A soggy lesson in why mothers and motorbikes don't mix

IT WAS when I upgraded my $6 BSA Bantam motorcycle to a $30 model of the same make that I decided I could let my mother attempt to have a ride.

This one was much fancier than the first. It had a petrol tank, a clutch, tyres that could still be inflated, a rear brake, a kick start that worked occasionally and a leather cover over the steel-sprung seat - all things that were missing from the original.

The last thing I saw was her disappearing down the river bank.

It was still pretty rough, but as Mum - who had never been on a motorbike - was unlikely to be getting out of first gear anyway, what could possibly go wrong?

We learnt soon enough.

She got under way with little trouble, reached something approaching jogging speed, and was going along nicely when she decided she'd had enough and would turn around and come back.
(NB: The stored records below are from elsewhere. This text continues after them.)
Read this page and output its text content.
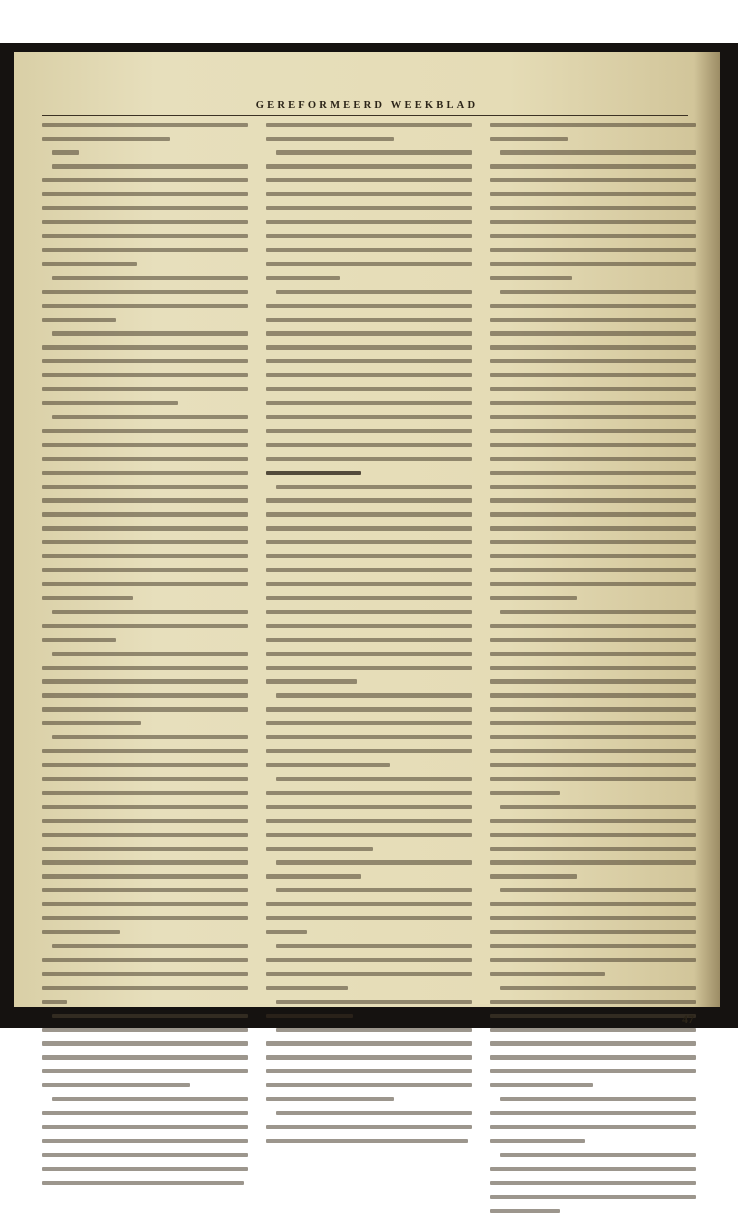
GEREFORMEERD WEEKBLAD
47
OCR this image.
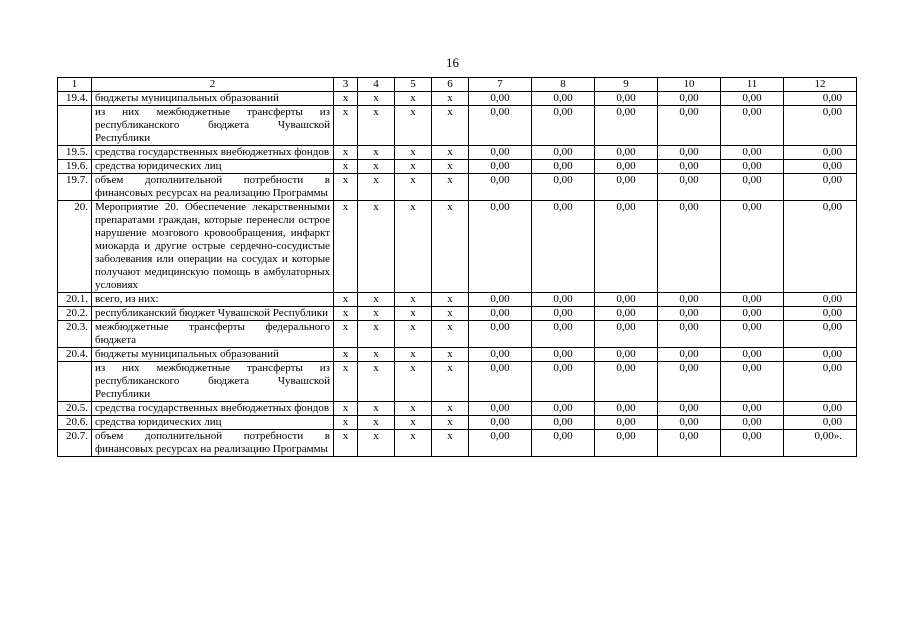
16
1	2	3	4	5	6	7	8	9	10	11	12
19.4.	бюджеты муниципальных образований	x	x	x	x	0,00	0,00	0,00	0,00	0,00	0,00
	из них межбюджетные трансферты из республиканского бюджета Чувашской Республики	x	x	x	x	0,00	0,00	0,00	0,00	0,00	0,00
19.5.	средства государственных внебюджетных фондов	x	x	x	x	0,00	0,00	0,00	0,00	0,00	0,00
19.6.	средства юридических лиц	x	x	x	x	0,00	0,00	0,00	0,00	0,00	0,00
19.7.	объем дополнительной потребности в финансовых ресурсах на реализацию Программы	x	x	x	x	0,00	0,00	0,00	0,00	0,00	0,00
20.	Мероприятие 20. Обеспечение лекарственными препаратами граждан, которые перенесли острое нарушение мозгового кровообращения, инфаркт миокарда и другие острые сердечно-сосудистые заболевания или операции на сосудах и которые получают медицинскую помощь в амбулаторных условиях	x	x	x	x	0,00	0,00	0,00	0,00	0,00	0,00
20.1.	всего, из них:	x	x	x	x	0,00	0,00	0,00	0,00	0,00	0,00
20.2.	республиканский бюджет Чувашской Республики	x	x	x	x	0,00	0,00	0,00	0,00	0,00	0,00
20.3.	межбюджетные трансферты федерального бюджета	x	x	x	x	0,00	0,00	0,00	0,00	0,00	0,00
20.4.	бюджеты муниципальных образований	x	x	x	x	0,00	0,00	0,00	0,00	0,00	0,00
	из них межбюджетные трансферты из республиканского бюджета Чувашской Республики	x	x	x	x	0,00	0,00	0,00	0,00	0,00	0,00
20.5.	средства государственных внебюджетных фондов	x	x	x	x	0,00	0,00	0,00	0,00	0,00	0,00
20.6.	средства юридических лиц	x	x	x	x	0,00	0,00	0,00	0,00	0,00	0,00
20.7.	объем дополнительной потребности в финансовых ресурсах на реализацию Программы	x	x	x	x	0,00	0,00	0,00	0,00	0,00	0,00».
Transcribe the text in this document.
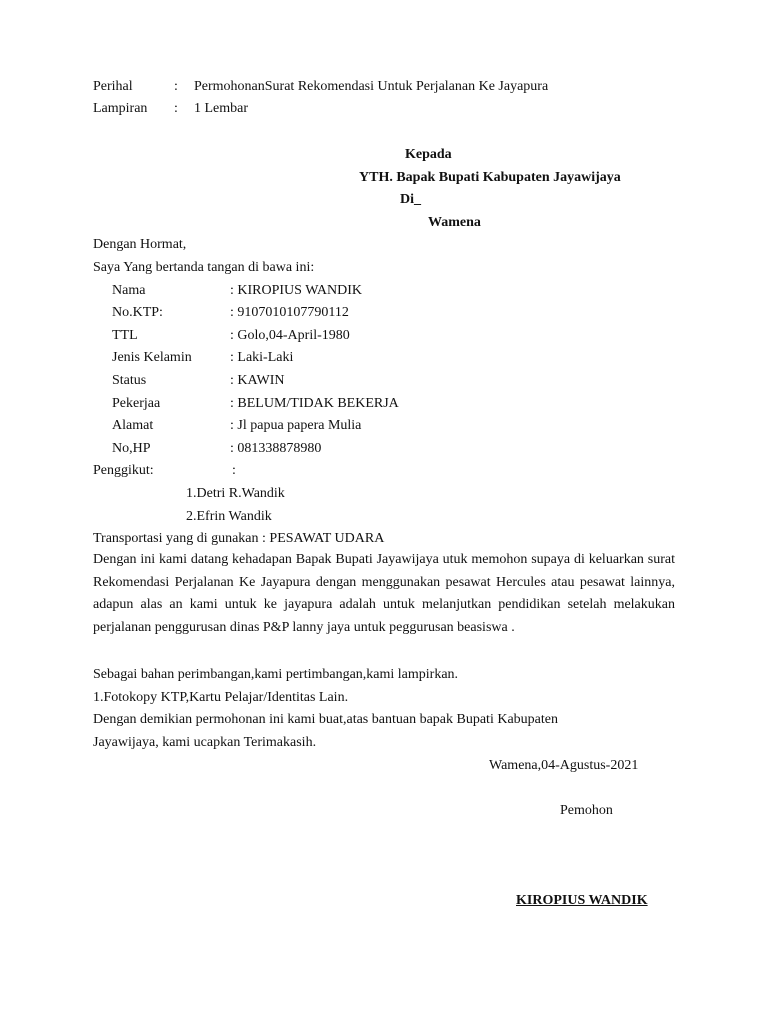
Perihal	: PermohonanSurat Rekomendasi Untuk Perjalanan Ke Jayapura
Lampiran : 1 Lembar
Kepada
YTH. Bapak Bupati Kabupaten Jayawijaya
Di_
Wamena
Dengan Hormat,
Saya Yang bertanda tangan di bawa ini:
Nama	: KIROPIUS WANDIK
No.KTP:	: 9107010107790112
TTL	: Golo,04-April-1980
Jenis Kelamin	: Laki-Laki
Status	: KAWIN
Pekerjaa	: BELUM/TIDAK BEKERJA
Alamat	: Jl papua papera Mulia
No,HP	: 081338878980
Penggikut:	:
1.Detri R.Wandik
2.Efrin Wandik
Transportasi yang di gunakan : PESAWAT UDARA
Dengan ini kami datang kehadapan Bapak Bupati Jayawijaya utuk memohon supaya di keluarkan surat Rekomendasi Perjalanan Ke Jayapura dengan menggunakan pesawat Hercules atau pesawat lainnya, adapun alas an kami untuk ke jayapura adalah untuk melanjutkan pendidikan setelah melakukan perjalanan penggurusan dinas P&P lanny jaya untuk peggurusan beasiswa .
Sebagai bahan perimbangan,kami pertimbangan,kami lampirkan.
1.Fotokopy KTP,Kartu Pelajar/Identitas Lain.
Dengan demikian permohonan ini kami buat,atas bantuan bapak Bupati Kabupaten
Jayawijaya, kami ucapkan Terimakasih.
Wamena,04-Agustus-2021
Pemohon
KIROPIUS WANDIK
We lived beside the river (you can probably see where this is going) and as Mum turned the handlebars to ride back down the road, she inadvertently twisted the throttle and away it went.

Going too fast to make the U-turn, she jumped the road shoulder and the slight levee bank. The last thing I saw was her disappearing down the river bank.

Thankfully the reeds at the bottom of the bank made a nice, soft landing pad.

Perhaps the most painful thing was trying to retrieve the bike from the drop.

Safe to say Mum never really understood the attraction of motorcycles.